In outlining it, he focused his argument on the need to raise taxes, a step most Republicans vehemently oppose.

"This is not exclusively a spending problem," said Conrad. "For those who say it's not a revenue problem, well, yes it is."

Conrad went on to assail the Republicans' plan, crafted by House Budget Committee Chairman Paul Ryan (R-Wis.), for putting forward greater tax cuts while the nation teeters on the brink of insolvency.

"The House Republican plan on revenue is really almost impossible to believe," he said. "In a circumstance where we have record debt ... what is part of the answer? Cut taxes some more and cut them for the very wealthiest among us?"

Conrad argued that over a decade, his proposal would reduce the deficit by greater numbers than the Republicans’ plan by about $50 billion.

But Conrad acknowledged that raising revenue would only be part of the solution in overcoming the deficit, and he named several cuts and freezes his plan includes.

For example, Conrad said his budget would freeze the pay of congressmen and members of the administration for three years and pay for civil servants for two years.

He would reduce the federal vehicle fleet by 20 percent, federal travel costs by 20 percent and enact major changes in tax law that would raise revenue by “promoting tax fairness” and doing away with what he called loopholes in the code. In particular, Conrad said the military would face cuts of more than $800 billion over 10 years.

“No part of the budget can be off the table into terms of a deficit reduction plans,” Conrad said of the defense cuts, which are sure to be controversial.

Conrad did, however, name several areas where cuts would be limited, including education, Social Security, infrastructure and benefits for veterans.

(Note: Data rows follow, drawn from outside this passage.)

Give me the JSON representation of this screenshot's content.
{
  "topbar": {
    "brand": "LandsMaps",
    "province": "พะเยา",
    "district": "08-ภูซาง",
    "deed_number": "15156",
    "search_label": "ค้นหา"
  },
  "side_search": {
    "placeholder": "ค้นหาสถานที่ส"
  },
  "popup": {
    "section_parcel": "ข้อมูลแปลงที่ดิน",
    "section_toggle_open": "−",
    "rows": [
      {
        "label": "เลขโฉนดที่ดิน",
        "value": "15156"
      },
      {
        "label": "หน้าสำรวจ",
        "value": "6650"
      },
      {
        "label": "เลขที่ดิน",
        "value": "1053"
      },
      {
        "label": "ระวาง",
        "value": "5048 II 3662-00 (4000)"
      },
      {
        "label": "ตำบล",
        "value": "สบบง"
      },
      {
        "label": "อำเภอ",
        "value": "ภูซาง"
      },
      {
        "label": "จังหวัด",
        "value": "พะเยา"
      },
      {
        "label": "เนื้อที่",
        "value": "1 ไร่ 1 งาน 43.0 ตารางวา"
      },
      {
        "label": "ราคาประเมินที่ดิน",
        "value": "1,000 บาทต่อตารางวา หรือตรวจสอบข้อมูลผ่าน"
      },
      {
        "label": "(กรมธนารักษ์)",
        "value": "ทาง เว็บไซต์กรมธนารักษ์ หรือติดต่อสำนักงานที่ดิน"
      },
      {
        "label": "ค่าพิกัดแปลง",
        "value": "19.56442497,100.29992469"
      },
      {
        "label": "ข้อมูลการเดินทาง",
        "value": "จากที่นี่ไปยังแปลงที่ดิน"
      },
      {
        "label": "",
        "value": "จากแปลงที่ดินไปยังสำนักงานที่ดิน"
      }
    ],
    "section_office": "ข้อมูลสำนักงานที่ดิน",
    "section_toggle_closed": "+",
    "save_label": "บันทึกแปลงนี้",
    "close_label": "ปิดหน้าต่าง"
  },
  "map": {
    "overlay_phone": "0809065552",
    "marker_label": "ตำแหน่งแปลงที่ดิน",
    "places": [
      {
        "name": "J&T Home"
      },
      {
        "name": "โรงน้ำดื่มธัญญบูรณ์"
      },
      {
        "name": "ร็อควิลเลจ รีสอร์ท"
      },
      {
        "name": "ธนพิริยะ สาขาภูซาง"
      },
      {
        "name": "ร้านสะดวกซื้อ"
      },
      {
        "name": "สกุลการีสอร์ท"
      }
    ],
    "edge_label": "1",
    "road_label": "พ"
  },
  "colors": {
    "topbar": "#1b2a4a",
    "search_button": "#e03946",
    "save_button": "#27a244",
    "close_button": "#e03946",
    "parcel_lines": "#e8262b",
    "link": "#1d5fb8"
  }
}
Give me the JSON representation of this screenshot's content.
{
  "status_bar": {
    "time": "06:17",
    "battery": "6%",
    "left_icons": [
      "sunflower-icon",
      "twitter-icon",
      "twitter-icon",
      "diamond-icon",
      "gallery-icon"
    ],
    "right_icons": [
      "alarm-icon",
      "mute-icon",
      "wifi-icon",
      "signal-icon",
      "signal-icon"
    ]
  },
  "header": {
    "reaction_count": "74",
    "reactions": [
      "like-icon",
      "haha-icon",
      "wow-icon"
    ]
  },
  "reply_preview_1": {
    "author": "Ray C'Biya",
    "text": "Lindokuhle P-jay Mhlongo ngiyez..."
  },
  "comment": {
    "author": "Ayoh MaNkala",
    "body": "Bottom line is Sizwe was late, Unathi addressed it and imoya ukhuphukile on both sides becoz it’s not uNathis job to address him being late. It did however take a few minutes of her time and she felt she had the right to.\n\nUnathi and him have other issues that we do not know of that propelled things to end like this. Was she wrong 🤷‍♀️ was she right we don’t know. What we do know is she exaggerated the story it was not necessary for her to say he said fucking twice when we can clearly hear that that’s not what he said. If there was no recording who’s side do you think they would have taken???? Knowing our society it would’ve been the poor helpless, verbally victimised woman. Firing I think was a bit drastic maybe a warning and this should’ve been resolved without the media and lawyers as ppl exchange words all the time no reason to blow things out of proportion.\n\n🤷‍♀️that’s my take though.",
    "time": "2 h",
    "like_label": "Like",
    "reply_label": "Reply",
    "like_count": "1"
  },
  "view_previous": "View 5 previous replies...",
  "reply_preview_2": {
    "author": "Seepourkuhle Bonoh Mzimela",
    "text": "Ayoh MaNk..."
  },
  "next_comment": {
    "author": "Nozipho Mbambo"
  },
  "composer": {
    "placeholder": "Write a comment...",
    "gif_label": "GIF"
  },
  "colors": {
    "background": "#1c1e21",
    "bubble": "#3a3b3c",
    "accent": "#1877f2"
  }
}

Before concluding his presentation, Conrad noted that his bill would take a backseat to furious negotiations currently taking place between congressional leadership and the White House in order to avert a default on federal liabilities by the Treasury's Aug. 2 deadline. 

“We understand this is not going to be dealt with in normal course of business,” he said. “But we believe there are some ideas in this package that deserve consideration.”